I risultati emersi sono senza dubbio interessanti, ma lasciano aperte alcune domande, che potrebbero essere materiale di ulteriori ricerche. Innanzitutto, andrebbe ulteriormente approfondita e chiarita la nozione di “dimensione semplice”, non intesa solo come similarità distribuzionale. Sembrano infatti esistere dimensioni più semplici di altre, e non è chiaro cosa accade quando una coppia allineata lungo una dimensione semplice nel suo senso base acquisisce un senso metaforico o figurato.

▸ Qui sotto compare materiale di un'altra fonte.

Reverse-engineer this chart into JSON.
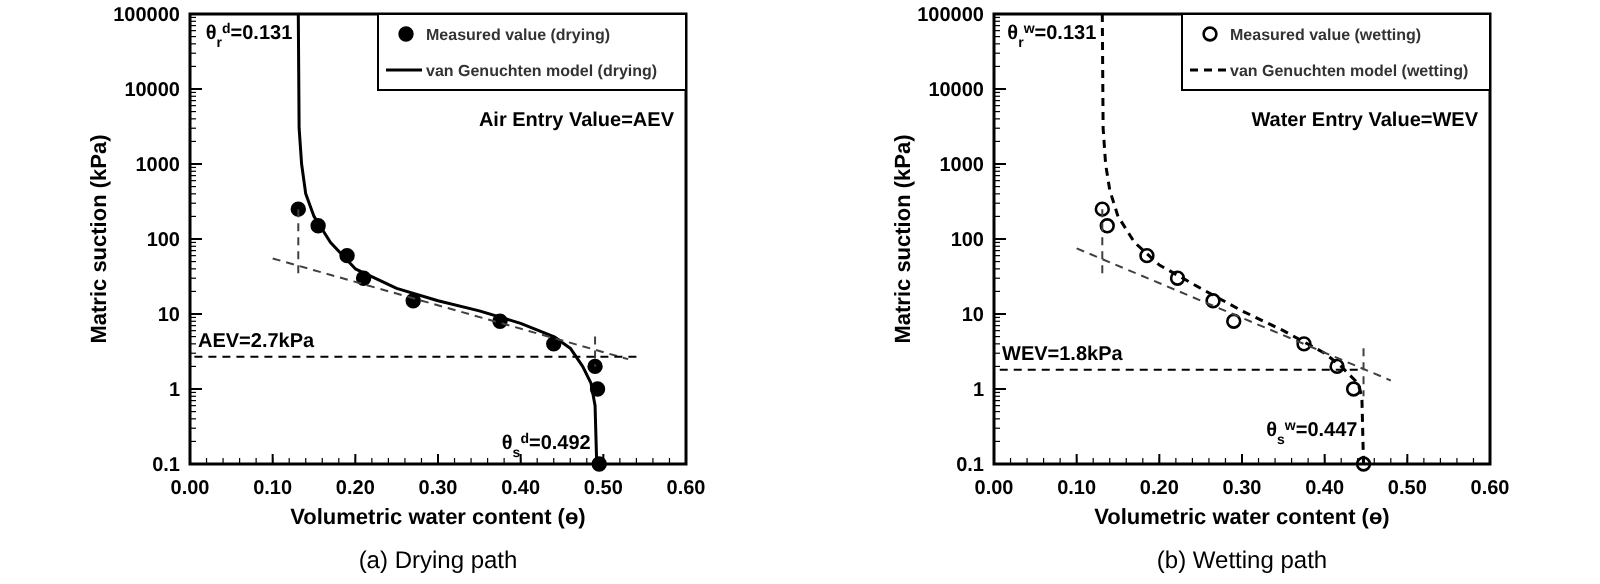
{
  "chart_data": [
    {
      "type": "scatter",
      "title": "(a) Drying path",
      "xlabel": "Volumetric water content (ɵ)",
      "ylabel": "Matric suction (kPa)",
      "log": "y",
      "legend": "top right",
      "xlim": [
        0,
        0.6
      ],
      "ylim": [
        0.1,
        100000
      ],
      "xticks": [
        {
          "value": 0,
          "label": "0.00"
        },
        {
          "value": 0.1,
          "label": "0.10"
        },
        {
          "value": 0.2,
          "label": "0.20"
        },
        {
          "value": 0.3,
          "label": "0.30"
        },
        {
          "value": 0.4,
          "label": "0.40"
        },
        {
          "value": 0.5,
          "label": "0.50"
        },
        {
          "value": 0.6,
          "label": "0.60"
        }
      ],
      "yticks": [
        0.1,
        1,
        10,
        100,
        1000,
        10000,
        100000
      ],
      "annotations": [
        "Air Entry Value=AEV",
        {
          "text": "θ$_{r}$$^{d}$=0.131",
          "x": 0.131,
          "y": 60000
        },
        {
          "text": "θ$_{s}$$^{d}$=0.492",
          "x": 0.492,
          "y": 0.2
        },
        {
          "text": "AEV=2.7kPa",
          "x": 0,
          "y": 2.7
        }
      ],
      "series": [
        {
          "name": "Measured value (drying)",
          "marker": "circle",
          "color": "#000000",
          "x": [
            0.131,
            0.155,
            0.19,
            0.21,
            0.27,
            0.375,
            0.44,
            0.49,
            0.493,
            0.495
          ],
          "values": [
            250,
            150,
            60,
            30,
            15,
            8,
            4,
            2,
            1,
            0.1
          ]
        },
        {
          "name": "van Genuchten model (drying)",
          "type": "line",
          "line_style": "solid",
          "color": "#000000",
          "x": [
            0.131,
            0.132,
            0.135,
            0.14,
            0.15,
            0.17,
            0.2,
            0.25,
            0.3,
            0.35,
            0.4,
            0.44,
            0.46,
            0.475,
            0.485,
            0.49,
            0.492
          ],
          "values": [
            100000,
            3000,
            1000,
            400,
            200,
            90,
            40,
            22,
            15,
            11,
            7.5,
            5,
            3.5,
            2,
            1.2,
            0.6,
            0.1
          ]
        },
        {
          "type": "line",
          "line_style": "dashed",
          "color": "#404040",
          "x": [
            0.1,
            0.53
          ],
          "values": [
            55,
            2.5
          ]
        },
        {
          "type": "line",
          "line_style": "dashed",
          "color": "#404040",
          "x": [
            0.131,
            0.131
          ],
          "values": [
            250,
            35
          ]
        },
        {
          "type": "line",
          "line_style": "dashed",
          "color": "#404040",
          "x": [
            0.49,
            0.49
          ],
          "values": [
            5,
            2
          ]
        },
        {
          "type": "line",
          "line_style": "dashed",
          "color": "#000000",
          "x": [
            0.54,
            0
          ],
          "values": [
            2.7,
            2.7
          ]
        }
      ]
    },
    {
      "type": "scatter",
      "title": "(b) Wetting path",
      "xlabel": "Volumetric water content (ɵ)",
      "ylabel": "Matric suction (kPa)",
      "log": "y",
      "legend": "top right",
      "xlim": [
        0,
        0.6
      ],
      "ylim": [
        0.1,
        100000
      ],
      "xticks": [
        {
          "value": 0,
          "label": "0.00"
        },
        {
          "value": 0.1,
          "label": "0.10"
        },
        {
          "value": 0.2,
          "label": "0.20"
        },
        {
          "value": 0.3,
          "label": "0.30"
        },
        {
          "value": 0.4,
          "label": "0.40"
        },
        {
          "value": 0.5,
          "label": "0.50"
        },
        {
          "value": 0.6,
          "label": "0.60"
        }
      ],
      "yticks": [
        0.1,
        1,
        10,
        100,
        1000,
        10000,
        100000
      ],
      "annotations": [
        "Water Entry Value=WEV",
        {
          "text": "θ$_{r}$$^{w}$=0.131",
          "x": 0.131,
          "y": 60000
        },
        {
          "text": "θ$_{s}$$^{w}$=0.447",
          "x": 0.447,
          "y": 0.3
        },
        {
          "text": "WEV=1.8kPa",
          "x": 0,
          "y": 1.8
        }
      ],
      "series": [
        {
          "name": "Measured value (wetting)",
          "marker": "circle",
          "color": "#ffffff",
          "x": [
            0.131,
            0.137,
            0.185,
            0.222,
            0.265,
            0.29,
            0.375,
            0.415,
            0.435,
            0.447
          ],
          "values": [
            250,
            150,
            60,
            30,
            15,
            8,
            4,
            2,
            1,
            0.1
          ]
        },
        {
          "name": "van Genuchten model (wetting)",
          "type": "line",
          "line_style": "dashed",
          "color": "#000000",
          "x": [
            0.131,
            0.132,
            0.135,
            0.14,
            0.15,
            0.17,
            0.2,
            0.25,
            0.3,
            0.35,
            0.4,
            0.42,
            0.44,
            0.445,
            0.447
          ],
          "values": [
            100000,
            3000,
            1000,
            450,
            200,
            90,
            45,
            22,
            11,
            6,
            3,
            2,
            1.2,
            0.8,
            0.1
          ]
        },
        {
          "type": "line",
          "line_style": "dashed",
          "color": "#404040",
          "x": [
            0.1,
            0.48
          ],
          "values": [
            75,
            1.3
          ]
        },
        {
          "type": "line",
          "line_style": "dashed",
          "color": "#404040",
          "x": [
            0.131,
            0.131
          ],
          "values": [
            250,
            35
          ]
        },
        {
          "type": "line",
          "line_style": "dashed",
          "color": "#404040",
          "x": [
            0.447,
            0.447
          ],
          "values": [
            3.5,
            0.8
          ]
        },
        {
          "type": "line",
          "line_style": "dashed",
          "color": "#000000",
          "x": [
            0.44,
            0
          ],
          "values": [
            1.8,
            1.8
          ]
        }
      ]
    }
  ]
}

Sarebbe poi interessante fare anche un analisi di tipo qualitativo dei nomi che questi aggettivi modificano o di cui sono predicato; vi sono infatti coppie con bassa frequenza di produzione che però ricorrono in contesti nominali simili.

Altro terreno per successive ricerche è offerto dalle coppie morfologicamente derivate. L'interazione tra tale fattore e il parametro della concretezza sembra infatti di un certo rilievo.

Infine, sarebbe opportuno raccogliere ulteriori dati sperimentali con altri metodi, come ad esempio effettuando un esperimento di giudizio sulla bontà dell'opposizione delle coppie emerse o un esperimento di priming per valutare le eventuali differenze tra coppie opache e morfologicamente derivate.